Some men have also shown concern about hair loss, skin care and height as well.


Healthline.com wrote that male cosmetic surgery increased by 325 percent since 1997.


The main cosmetic surgeries for men include: liposuction, nose surgery, eyelid surgery, male breast reduction surgery as well as facelifts.


Nevertheless, body image seems to still adversely affect females more than males.


While Lizzo has made a difference in positive body image for ladies, women in the public eye have long faced stricter standards when it comes to looks.


Many journalists still believe that it is more acceptable to have an overweight man anchoring the news than it is to have an overweight woman.

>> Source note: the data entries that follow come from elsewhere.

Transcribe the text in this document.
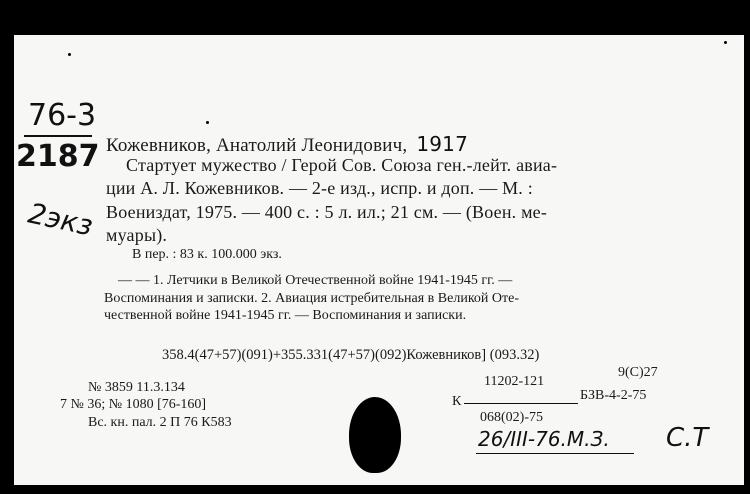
76-3
2187
2экз
Кожевников, Анатолий Леонидович, 1917
Стартует мужество / Герой Сов. Союза ген.-лейт. авиа-
ции А. Л. Кожевников. — 2-е изд., испр. и доп. — М. :
Воениздат, 1975. — 400 с. : 5 л. ил.; 21 см. — (Воен. ме-
муары).
В пер. : 83 к. 100.000 экз.
— — 1. Летчики в Великой Отечественной войне 1941-1945 гг. —
Воспоминания и записки. 2. Авиация истребительная в Великой Оте-
чественной войне 1941-1945 гг. — Воспоминания и записки.
358.4(47+57)(091)+355.331(47+57)(092)Кожевников] (093.32)
9(С)27
№ 3859 11.3.134
7 № 36; № 1080 [76-160]
Вс. кн. пал. 2 П 76 К583
11202-121
К	БЗВ-4-2-75
068(02)-75
26/III-76.М.З. С.Т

Furthermore, as women age in the media or entertainment business they sometimes do not enjoy the same longevity as their male counterparts.


NationalEatingDisorders.org lists 10 things people can do to help them have a positive body image.


First, people should appreciate all that their body can do for them.


Secondly, people should keep a top 10 list of things that they do like about their body.


Third, people should constantly remind themselves that beauty is more than skin deep.


People should surround themselves with positive people and avoid negativity in their lives.


Furthermore, people should always remember that they are a whole person and not just their outer appearance.


Moreover, people should ignore the thoughts in their head that make them question their appearance.


Ultimately, people should be wary of social media posts because people often do not air their imperfections on social media; just things that make them look good to the masses.


Additionally, doing something nice for yourself will often improve self-esteem.


Lastly, instead of focusing negative energy on your flaws, spend time doing something helpful for others.

This article was published on Friday 21 February, 2020.